The Bernardsville news has believes people should vote 'yes' saying, “In the case of the North Jersey casino gaming referendum, those annoying anti-casino ads are being paid for largely by New York and Pennsylvania casino companies, including those owned by overseas interests, who are afraid that North Jersey gamblers will go to the Meadowlands instead of driving to their Pennsylvania slot halls or New York gambling sites."
2) Gas Tax
The second question on the ballot also has a lot of controversy surrounding it at the moment, and it's imperative that all voters fully understand what the proposal actually is, as well as both the long and short-term consequences of the decision.
This week, a 23 cent gas tax increase went into effect in the state of New Jersey.
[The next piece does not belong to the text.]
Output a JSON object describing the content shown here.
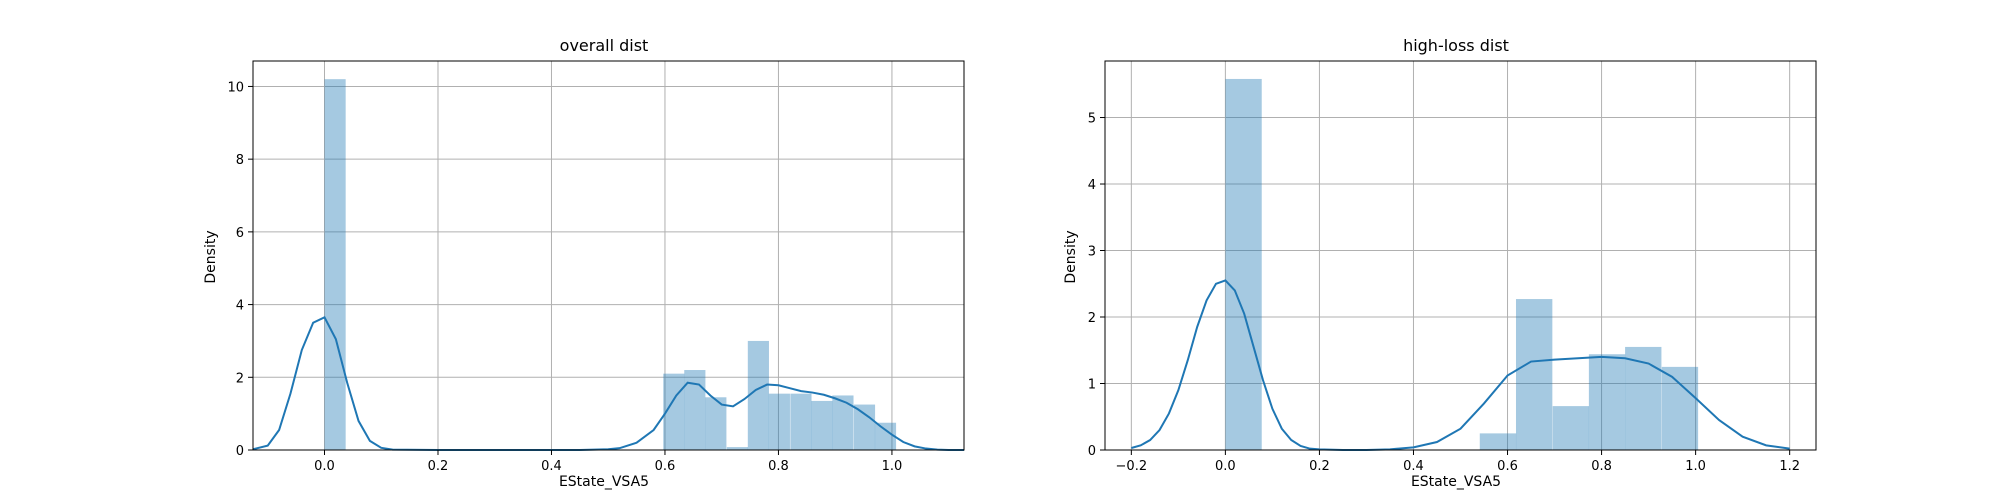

The reason for this tax is because the Transportation Trust Fund is out of money, resulting in a stoppage of over 1,000 road projects this summer. To put it simply, the gas tax sucks — but right now it’s necessary to keep our roads at a functioning level.
The tax is here to stay. This is a point that I need to make as clear as possible. I have seen people make the argument that voting ‘no’ would get rid of the tax, or force some form of reconsideration or negotiation. That is utterly false. It’s signed into law and isn’t going anywhere.
On the ballot, voting ‘yes’ on question two “would create a constitutional requirement that all revenue derived from taxes on motor fuels be deposited into the Transportation Trust Fund (TTF). Currently, only 10.5 cents of the gasoline and diesel fuel taxes is required to be deposited into the TTF." This means that it would not allow funds from the gas tax to be diverted elsewhere.
Voting ‘no’ on the ballot would allow money to be taken out and used for other services. Essentially, we are voting on how the money raised from our gas tax will be allocated. If you want that money to be used only partially on the gas tax (the way it currently is) then vote no. Or if you believe that the money raised by the gas tax should be spent solely on transportation projects, vote yes.